A cult classic in its homeland, Kalabush is a comedy caper with both dramatic and farcical leanings. As Mustafa ambles about his adopted hometown, he encounters the best – and the worst – of human nature, with both impacting upon the genesis of his unlikely and unique, amusing and intriguing story. For every fortunate occurrence he happens upon, there is a matching setback, with hypocrisy and ignorance, prejudice and tradition often getting in the way of his attempts to survive and assimilate.

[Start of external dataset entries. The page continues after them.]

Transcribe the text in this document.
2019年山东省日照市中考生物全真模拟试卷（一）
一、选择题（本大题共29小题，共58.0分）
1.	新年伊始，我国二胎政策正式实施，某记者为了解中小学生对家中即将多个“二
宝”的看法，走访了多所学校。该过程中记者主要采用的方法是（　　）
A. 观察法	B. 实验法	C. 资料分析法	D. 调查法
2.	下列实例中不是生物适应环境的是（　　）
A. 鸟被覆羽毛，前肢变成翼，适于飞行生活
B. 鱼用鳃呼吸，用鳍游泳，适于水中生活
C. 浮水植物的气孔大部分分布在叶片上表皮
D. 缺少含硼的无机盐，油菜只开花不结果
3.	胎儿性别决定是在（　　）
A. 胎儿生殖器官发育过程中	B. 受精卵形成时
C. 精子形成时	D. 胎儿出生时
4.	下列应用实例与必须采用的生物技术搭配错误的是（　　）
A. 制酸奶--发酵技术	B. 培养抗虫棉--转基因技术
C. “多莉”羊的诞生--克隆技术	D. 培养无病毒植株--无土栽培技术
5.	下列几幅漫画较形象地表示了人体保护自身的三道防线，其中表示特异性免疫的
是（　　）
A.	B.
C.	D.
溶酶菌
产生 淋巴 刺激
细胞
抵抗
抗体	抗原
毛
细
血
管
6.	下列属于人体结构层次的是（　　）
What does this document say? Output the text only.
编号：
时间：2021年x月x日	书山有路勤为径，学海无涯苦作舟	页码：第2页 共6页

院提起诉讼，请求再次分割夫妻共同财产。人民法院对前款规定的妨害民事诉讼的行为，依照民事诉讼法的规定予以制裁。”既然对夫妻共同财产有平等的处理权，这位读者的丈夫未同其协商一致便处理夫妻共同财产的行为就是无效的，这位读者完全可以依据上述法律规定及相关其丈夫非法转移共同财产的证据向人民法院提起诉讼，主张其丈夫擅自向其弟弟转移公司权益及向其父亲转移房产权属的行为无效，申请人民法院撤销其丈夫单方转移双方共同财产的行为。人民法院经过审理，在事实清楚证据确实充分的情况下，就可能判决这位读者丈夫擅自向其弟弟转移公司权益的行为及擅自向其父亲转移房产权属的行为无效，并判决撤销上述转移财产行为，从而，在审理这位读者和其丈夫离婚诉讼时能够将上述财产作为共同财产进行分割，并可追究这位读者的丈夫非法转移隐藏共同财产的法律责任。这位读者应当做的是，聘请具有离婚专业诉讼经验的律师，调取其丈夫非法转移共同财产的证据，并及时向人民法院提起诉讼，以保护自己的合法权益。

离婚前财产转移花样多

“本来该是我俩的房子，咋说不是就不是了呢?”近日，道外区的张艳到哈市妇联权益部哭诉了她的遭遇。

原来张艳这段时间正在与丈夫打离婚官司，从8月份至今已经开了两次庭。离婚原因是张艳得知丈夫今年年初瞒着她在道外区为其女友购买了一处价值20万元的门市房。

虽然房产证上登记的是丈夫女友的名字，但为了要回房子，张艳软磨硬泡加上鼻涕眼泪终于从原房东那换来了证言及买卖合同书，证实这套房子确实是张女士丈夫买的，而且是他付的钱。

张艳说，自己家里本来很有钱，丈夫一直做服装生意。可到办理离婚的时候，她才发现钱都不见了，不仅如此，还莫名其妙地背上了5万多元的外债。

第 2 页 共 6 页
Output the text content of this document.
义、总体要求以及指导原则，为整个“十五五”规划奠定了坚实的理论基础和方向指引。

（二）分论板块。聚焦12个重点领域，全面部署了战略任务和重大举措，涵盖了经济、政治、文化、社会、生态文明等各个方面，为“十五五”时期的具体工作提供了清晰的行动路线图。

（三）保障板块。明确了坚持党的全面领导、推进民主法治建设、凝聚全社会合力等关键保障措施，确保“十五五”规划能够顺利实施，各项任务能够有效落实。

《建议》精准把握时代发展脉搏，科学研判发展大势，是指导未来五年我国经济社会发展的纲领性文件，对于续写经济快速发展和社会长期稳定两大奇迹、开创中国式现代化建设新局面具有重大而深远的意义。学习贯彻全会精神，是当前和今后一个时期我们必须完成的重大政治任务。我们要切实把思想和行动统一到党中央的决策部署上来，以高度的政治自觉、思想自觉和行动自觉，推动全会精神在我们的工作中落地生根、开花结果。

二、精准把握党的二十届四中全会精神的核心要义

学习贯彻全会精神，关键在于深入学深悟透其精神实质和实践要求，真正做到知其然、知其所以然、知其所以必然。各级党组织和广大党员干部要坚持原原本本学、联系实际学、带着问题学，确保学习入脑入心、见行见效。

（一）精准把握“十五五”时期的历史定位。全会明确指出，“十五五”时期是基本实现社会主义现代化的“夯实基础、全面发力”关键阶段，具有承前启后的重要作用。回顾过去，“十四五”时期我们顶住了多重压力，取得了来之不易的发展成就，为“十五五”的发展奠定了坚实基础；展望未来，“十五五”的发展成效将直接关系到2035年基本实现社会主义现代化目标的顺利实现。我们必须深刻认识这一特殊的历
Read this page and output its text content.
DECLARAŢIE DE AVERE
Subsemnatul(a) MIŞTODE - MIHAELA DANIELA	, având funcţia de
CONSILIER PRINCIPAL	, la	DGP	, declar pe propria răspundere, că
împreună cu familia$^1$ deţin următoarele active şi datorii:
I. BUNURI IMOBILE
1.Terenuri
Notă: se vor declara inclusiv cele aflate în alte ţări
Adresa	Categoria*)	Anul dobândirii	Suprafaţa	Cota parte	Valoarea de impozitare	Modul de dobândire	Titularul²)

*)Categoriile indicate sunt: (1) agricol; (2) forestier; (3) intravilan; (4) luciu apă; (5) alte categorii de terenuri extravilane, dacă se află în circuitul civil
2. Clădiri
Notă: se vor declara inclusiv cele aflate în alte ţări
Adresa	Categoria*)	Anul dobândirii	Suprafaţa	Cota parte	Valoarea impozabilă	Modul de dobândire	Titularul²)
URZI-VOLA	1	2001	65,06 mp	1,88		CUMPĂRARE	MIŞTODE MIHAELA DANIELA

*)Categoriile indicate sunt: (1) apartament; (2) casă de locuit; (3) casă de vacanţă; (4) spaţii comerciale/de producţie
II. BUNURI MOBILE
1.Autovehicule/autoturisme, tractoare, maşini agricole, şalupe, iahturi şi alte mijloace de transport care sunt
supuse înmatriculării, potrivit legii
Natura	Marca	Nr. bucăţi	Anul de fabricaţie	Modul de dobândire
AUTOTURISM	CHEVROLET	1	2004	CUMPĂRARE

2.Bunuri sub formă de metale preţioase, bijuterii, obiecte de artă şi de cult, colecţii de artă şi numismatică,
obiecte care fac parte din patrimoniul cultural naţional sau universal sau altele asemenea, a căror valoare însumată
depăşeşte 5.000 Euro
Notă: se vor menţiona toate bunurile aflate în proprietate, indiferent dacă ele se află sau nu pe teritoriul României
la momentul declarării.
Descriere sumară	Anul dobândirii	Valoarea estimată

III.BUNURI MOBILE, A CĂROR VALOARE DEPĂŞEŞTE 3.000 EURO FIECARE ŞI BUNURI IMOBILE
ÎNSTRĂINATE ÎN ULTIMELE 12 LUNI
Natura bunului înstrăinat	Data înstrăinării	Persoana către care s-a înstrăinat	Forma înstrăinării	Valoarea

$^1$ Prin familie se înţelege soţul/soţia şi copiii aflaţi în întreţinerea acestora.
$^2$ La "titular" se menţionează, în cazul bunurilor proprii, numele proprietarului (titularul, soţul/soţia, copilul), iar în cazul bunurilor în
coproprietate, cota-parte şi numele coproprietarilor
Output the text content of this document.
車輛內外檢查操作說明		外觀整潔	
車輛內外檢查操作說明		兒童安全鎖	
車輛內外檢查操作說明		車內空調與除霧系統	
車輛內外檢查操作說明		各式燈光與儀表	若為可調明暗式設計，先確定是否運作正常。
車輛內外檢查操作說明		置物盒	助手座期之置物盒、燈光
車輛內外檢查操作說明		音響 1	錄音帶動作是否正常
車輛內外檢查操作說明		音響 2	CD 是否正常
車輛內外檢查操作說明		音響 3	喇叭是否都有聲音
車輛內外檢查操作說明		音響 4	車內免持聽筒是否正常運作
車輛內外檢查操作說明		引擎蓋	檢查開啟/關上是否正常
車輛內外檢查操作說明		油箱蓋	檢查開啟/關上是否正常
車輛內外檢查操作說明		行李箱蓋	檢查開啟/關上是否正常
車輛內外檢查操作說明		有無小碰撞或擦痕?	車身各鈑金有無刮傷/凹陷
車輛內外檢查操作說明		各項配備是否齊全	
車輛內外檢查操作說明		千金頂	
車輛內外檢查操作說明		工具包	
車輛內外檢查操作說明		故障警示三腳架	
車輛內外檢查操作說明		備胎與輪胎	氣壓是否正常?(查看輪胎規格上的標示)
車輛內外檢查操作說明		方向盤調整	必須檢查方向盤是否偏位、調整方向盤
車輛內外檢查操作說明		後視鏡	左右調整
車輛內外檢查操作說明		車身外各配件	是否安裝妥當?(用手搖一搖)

These themes are mirrored in the intertwined subplots of life and death proportions, as well as in the protagonist’s romantic interlude, animal experience, paranoid escapade, and altercation with the whims and ways of luck.
Similar to Costa-Gavra’s lyrical odyssey Eden Is West, and even bearing a passing resemblance to Michael Winterbottom’s harrowing emigration tale In This World, Kalabush is as much about the voyage as it is about the events along the way. Filmmakers Adoni Floridis and Theodoros Nikolaidis (in their first feature after collaborating on the short Espresso) take care to emphasize the cultural specificity in their adaptation of Floridis’ script, whilst augmenting the locales in their directorial approach. With spirited performances from the vast cast, an energy of chaos and humour, as well as insight and pathos, is aptly cultivated. An engaging – albeit uneven – film about finding one’s place in the world whilst remaining open to new experiences, Kalabush presents a pleasing balance of the pertinent and the preposterous.
Kalabush is screening as part of the Windows On Europe film festival, currently screening in Canberra before touring Brisbane, Sydney, Adelaide and Melbourne until April 2011. The Brisbane season runs from February 19 – 25 at Dendy Portside Cinemas.